En el mundo, la pobreza expresa las contradicciones históricas del capitalismo en su fase imperialista. De acuerdo con datos del Banco Mundial, alrededor de 3 mil 500 millones de personas, es decir, el 44% de la población mundial, viven en pobreza. De ellas, 831 millones viven en pobreza extrema. Estas cifras son una radiografía del modo de producción capitalista. La acumulación de capital reproduce una masa de trabajadores cuya existencia queda atada a salarios insuficientes, deuda y encarecimiento de los medios de vida.


La producción mundial crece, las cadenas globales de valor se expanden, la tecnología acelera la productividad y los mercados financieros extienden sus dominios. Al mismo tiempo, una parte inmensa de la humanidad permanece con ingresos por debajo de lo mínimo requerido para una vida digna. Esto permite ver que la pobreza mundial es resultado de un modo de producción dominado por la propiedad privada de los medios de producción y por la subordinación del trabajo vivo al capital.
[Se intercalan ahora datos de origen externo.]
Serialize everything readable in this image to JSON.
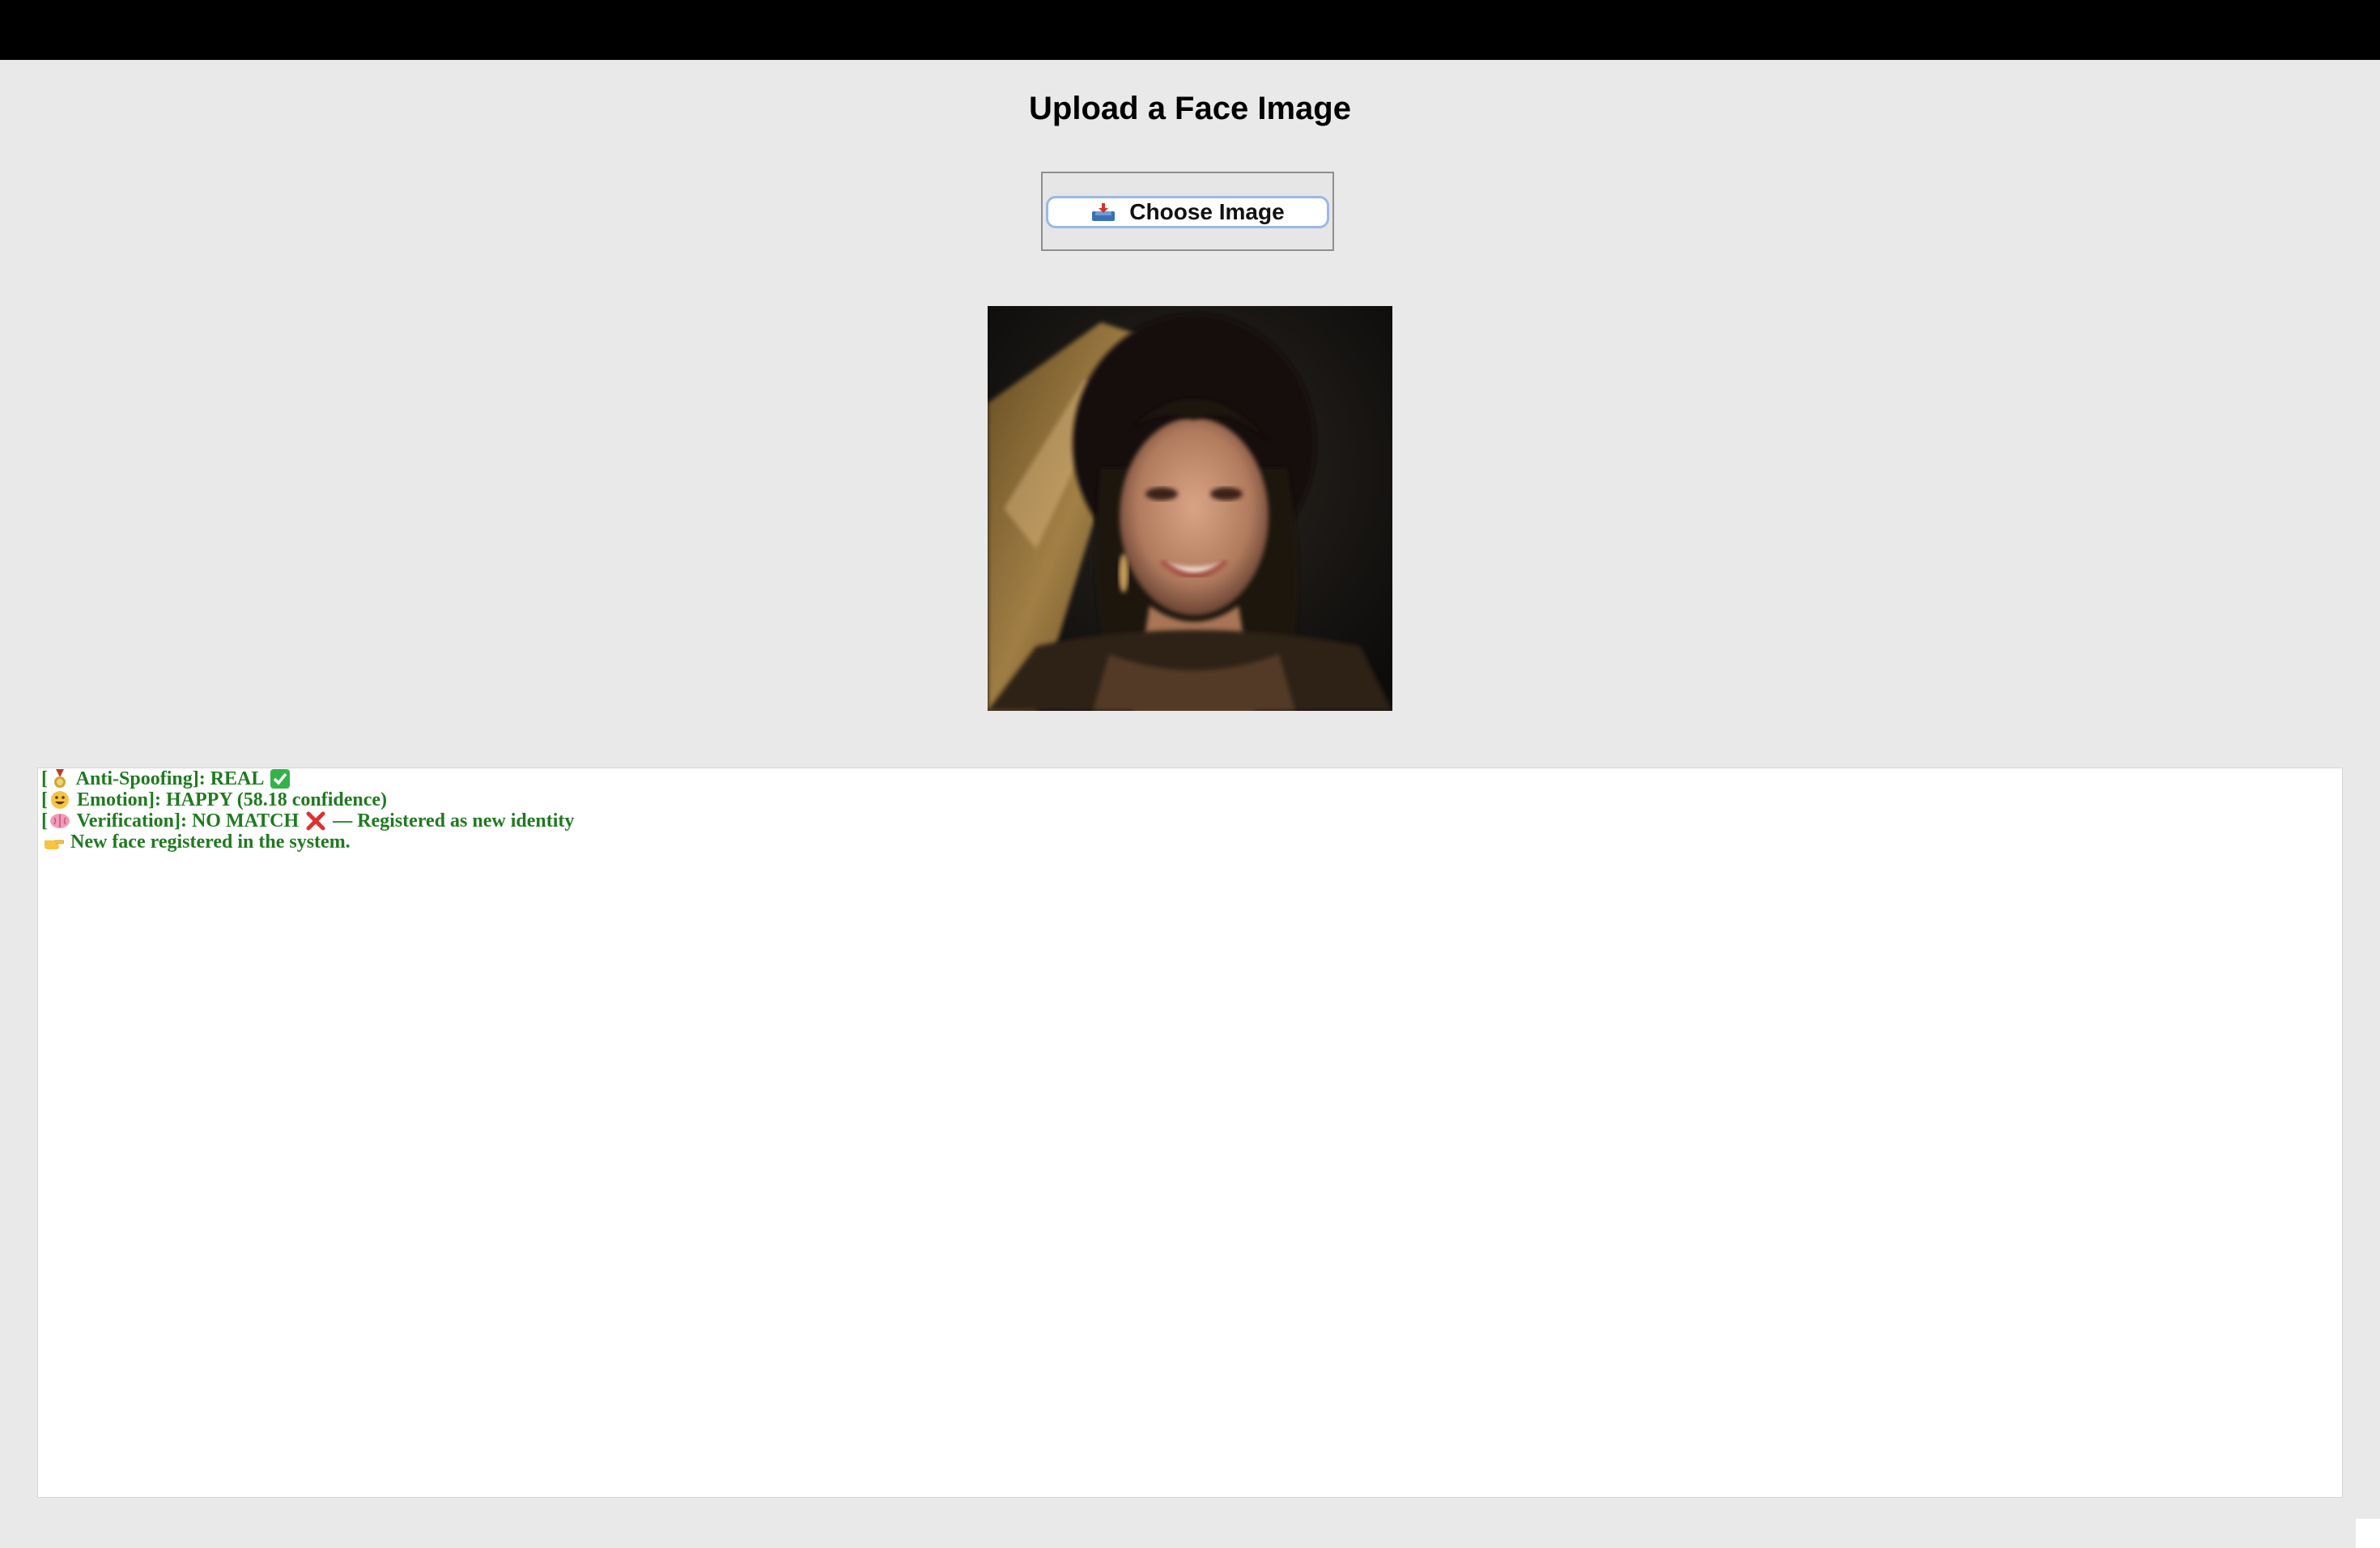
{
  "header": {
    "title": "Upload a Face Image"
  },
  "upload": {
    "button_label": "Choose Image",
    "button_icon": "inbox-tray-icon"
  },
  "photo": {
    "alt": "face-photo"
  },
  "output": {
    "lines": [
      {
        "icon": "medal-icon",
        "prefix": "[",
        "text": " Anti-Spoofing]: REAL ",
        "suffix_icon": "check-mark-icon"
      },
      {
        "icon": "smiley-icon",
        "prefix": "[",
        "text": " Emotion]: HAPPY (58.18 confidence)"
      },
      {
        "icon": "brain-icon",
        "prefix": "[",
        "text": " Verification]: NO MATCH ",
        "suffix_icon": "cross-mark-icon",
        "tail": " — Registered as new identity"
      },
      {
        "icon": "pointing-hand-icon",
        "prefix": "",
        "text": " New face registered in the system."
      }
    ],
    "text_color": "#1f7a1f"
  },
  "colors": {
    "background": "#e9e9e9",
    "titlebar": "#000000",
    "button_border": "#9ab8ea"
  }
}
Frente a esta realidad, los medios aclamaron a Elon Musk, quien fue presentado como el primer trillonario del mundo tras el debut bursátil de SpaceX, cuyas acciones se dispararon en su primer día de cotización y elevaron el valor de mercado de la compañía a cerca de 2 billones de dólares. Pero no se mencionó que la riqueza de un magnate, presentada como patrimonio personal, se debe realmente a una red planetaria de trabajadores y trabajadoras.
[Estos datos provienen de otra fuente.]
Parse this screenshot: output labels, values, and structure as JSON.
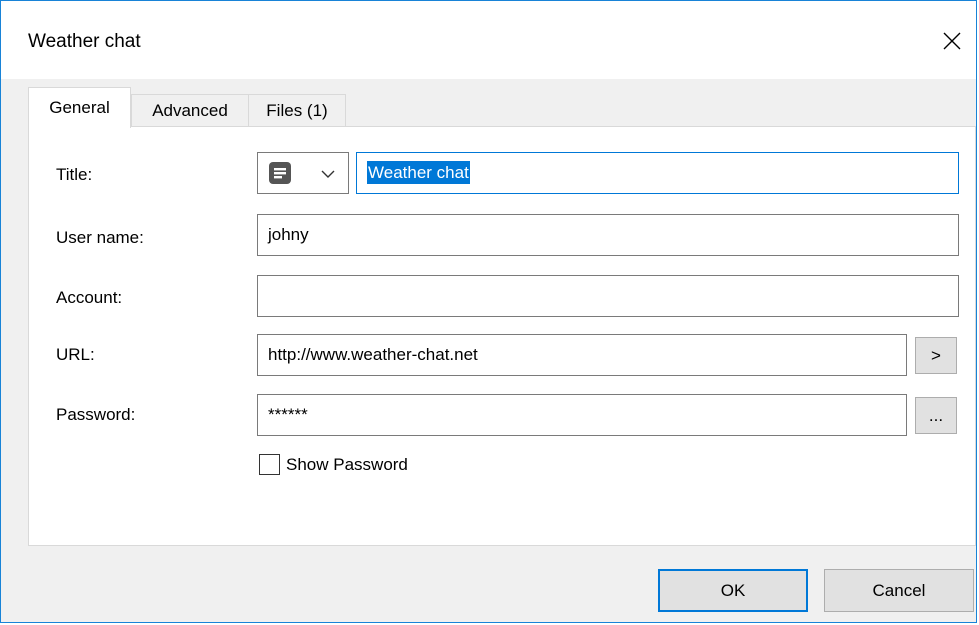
{
  "window": {
    "title": "Weather chat",
    "close_icon": "close-icon"
  },
  "tabs": [
    {
      "label": "General",
      "active": true
    },
    {
      "label": "Advanced",
      "active": false
    },
    {
      "label": "Files (1)",
      "active": false
    }
  ],
  "form": {
    "title_label": "Title:",
    "title_icon": "note-icon",
    "title_value": "Weather chat",
    "username_label": "User name:",
    "username_value": "johny",
    "account_label": "Account:",
    "account_value": "",
    "url_label": "URL:",
    "url_value": "http://www.weather-chat.net",
    "url_open_label": ">",
    "password_label": "Password:",
    "password_value": "******",
    "password_more_label": "...",
    "show_password_label": "Show Password",
    "show_password_checked": false
  },
  "buttons": {
    "ok_label": "OK",
    "cancel_label": "Cancel"
  },
  "colors": {
    "accent": "#0078d7",
    "window_border": "#1883d7"
  }
}
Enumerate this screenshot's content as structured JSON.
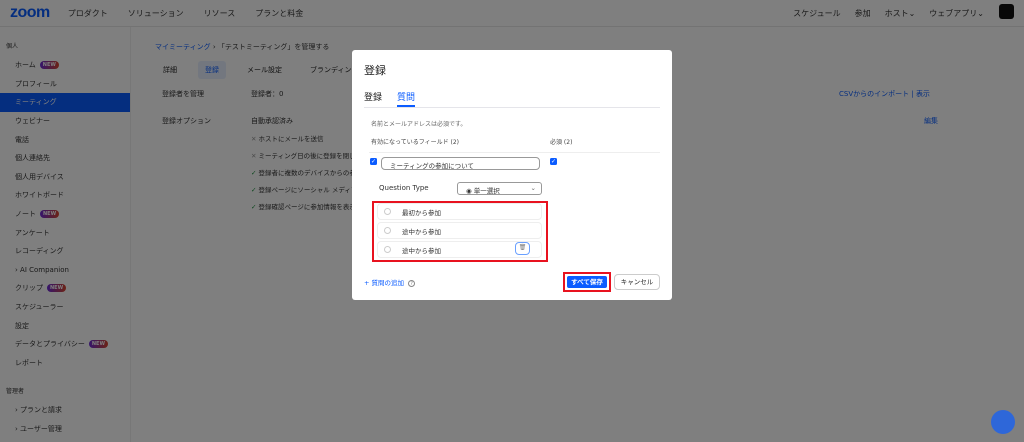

Si pensamos que una persona necesita al menos 25 dólares diarios para vivir con dignidad durante una vida promedio de 73 años, un trillón de dólares permitiría sostener con dignidad aproximadamente 1 millón 501 mil 219 vidas humanas. Sin embargo, mientras 3 mil 500 millones de personas viven en pobreza, la acumulación privada de capital de una sola persona puede representar la vida entera de la población de una gran ciudad.


La economía mundial se pone en movimiento por millones de trabajadores y trabajadoras que hacen posible la producción y sostienen la circulación diaria de mercancías. Sin esa fuerza colectiva, ninguna bolsa de valores abriría, ninguna empresa tecnológica funcionaría, ningún satélite sería lanzado y ninguna industria acumularía capital. El capitalista se presenta como creador de riqueza, aunque en realidad personifica una relación social en la que el trabajo colectivo produce y la propiedad privada se apropia. La miseria de millones y el lujo de unos cuantos son momentos del mismo proceso de acumulación.
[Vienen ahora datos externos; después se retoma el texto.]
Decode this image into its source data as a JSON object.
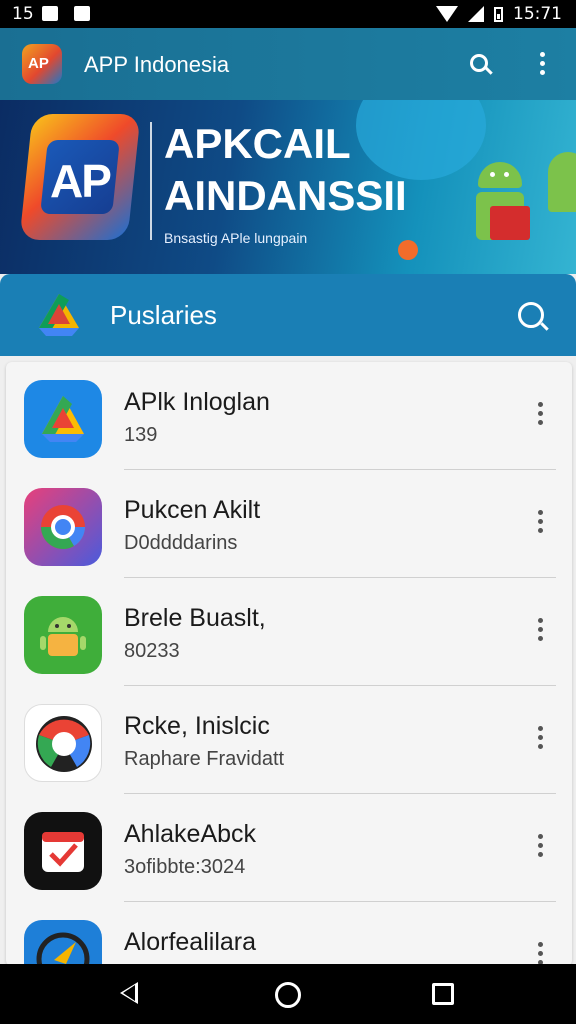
{
  "status_bar": {
    "time_left": "15",
    "time_right": "15:71"
  },
  "app_bar": {
    "title": "APP Indonesia",
    "search_icon": "search-icon",
    "menu_icon": "more-vert-icon"
  },
  "banner": {
    "logo_text": "AP",
    "line1": "APKCAIL",
    "line2": "AINDANSSII",
    "tagline": "Bnsastig APle lungpain"
  },
  "category_header": {
    "title": "Puslaries",
    "icon": "drive-icon",
    "search_icon": "search-icon"
  },
  "apps": [
    {
      "name": "APlk Inloglan",
      "sub": "139",
      "icon": "drive-app-icon"
    },
    {
      "name": "Pukcen Akilt",
      "sub": "D0ddddarins",
      "icon": "chrome-app-icon"
    },
    {
      "name": "Brele Buaslt,",
      "sub": "80233",
      "icon": "android-app-icon"
    },
    {
      "name": "Rcke, Inislcic",
      "sub": "Raphare Fravidatt",
      "icon": "google-app-icon"
    },
    {
      "name": "AhlakeAbck",
      "sub": "3ofibbte:3024",
      "icon": "calendar-check-app-icon"
    },
    {
      "name": "Alorfealilara",
      "sub": "",
      "icon": "compass-app-icon"
    }
  ],
  "colors": {
    "app_bar": "#1a6f93",
    "category_header": "#1a7fb5",
    "list_bg": "#f5f5f5"
  }
}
En este marco se entiende que magnates multimillonarios como Donald Trump presenten al comunismo como amenaza. La precisión de clase es indispensable. El comunismo representa una amenaza para su clase, para la burguesía, porque apunta contra la apropiación privada de la riqueza socialmente producida, contra la dictadura del capital y contra el derecho de una minoría a vivir de la explotación de la mayoría.


Si nosotros producimos todo, si nuestra fuerza de trabajo mueve el mundo, ¿por qué millones ni siquiera tenemos lo mínimo para vivir con dignidad? La lucha por un futuro mejor, por el socialismo y el comunismo, es hoy urgente. Las y los trabajadores no tenemos nada que perder más que nuestras cadenas. Tenemos, en cambio, una vida por ganar.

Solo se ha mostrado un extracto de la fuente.